Des violations équivalentes à des crimes contre l'humanité et des crimes de guerre ont été perpétrées au Tigré, selon l'investigation de l'ONU et de la Commission éthiopienne des droits de l'homme. Toutes les parties sont responsables d'abus, dit son rapport.
Les violences vont d'exécutions extrajudiciaires, surtout d'hommes, à de la torture en passant par des déplacements forcés ou des abus sexuels. Le rapport publié mercredi à Genève porte sur la période de novembre 2020 à fin juin dernier. Soit du début des affrontements entre les forces éthiopiennes et érythréennes, d'un côté, et les séparatistes du Tigré, dans le nord du pays, de l'autre, jusqu'au cessez-le-feu unilatéral décidé par le gouvernement.
Les armées éthiopiennes et érythréennes sont responsables 'd'un grand nombre' des violations mais les forces tigréennes sont aussi en cause, a dit à la presse la Haute commissaire de l'ONU aux droits de l'homme Michelle Bachelet. Dans une déclaration publiée mercredi, le Premier ministre éthiopien Abiy Ahmed affirme, malgré des réserves, accepter le rapport et lancer une cellule interministérielle pour appliquer ses recommandations.

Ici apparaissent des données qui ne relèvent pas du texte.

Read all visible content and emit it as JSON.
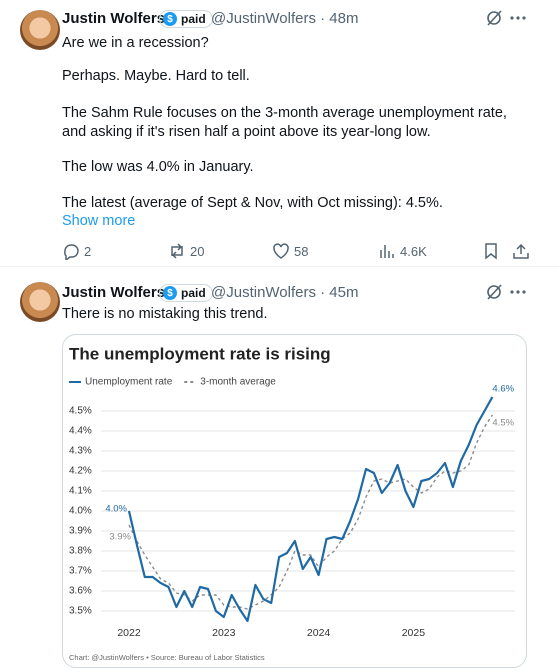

De novembre à juin, les deux camps ont notamment visé de manière indiscriminée les civils et ont mené des arrestations et détentions arbitraires, des enlèvements ou encore des pillages. Dès le premier mois du conflit, de jeunes Tigréens ont exécuté environ 200 Amhara en deux jours et les forces érythréennes ont tué le 28 novembre de la même manière 100 personnes.
Celles-ci ont aussi poussé environ 600 hommes à défiler nus dans la rue sous la menace d'armes quelques mois plus tard. Ou encore ont violé collectivement une femme devant sa fille de 3 ans.
'Extrême brutalité'
En revanche, un tribunal devra établir si les violences ethniques observées peuvent être considérées comme un génocide ou non, a ajouté Mme Bachelet, alors que M. Abiy dénonce de fausses allégations. Si l'investigation n'établit pas des responsabilités individuelles, ses indications sont suffisantes pour être 'utilisées' par des institutions judiciaires.
Le rapport ne constitue pas une indication 'exhaustive' des crimes perpétrés et 'nous n'avons pas été sous pression du gouvernement', ajoute Mme Bachelet. Les séparatistes tigréens ne reconnaissent eux pas la Commission éthiopienne et ont refusé de voir les responsables des investigations.
Les enquêteurs se sont rendus dans de nombreuses zones du Tigré. Ils ont mené 269 dialogues avec des victimes ou des témoins de violations des droits humains et des dizaines de réunions avec des représentants des autorités, de la société civile ou du personnel médical. Ils ont été confrontés à des défis sécuritaires, notamment des intimidations de la part de forces régionales, mais aussi opérationnels et administratifs.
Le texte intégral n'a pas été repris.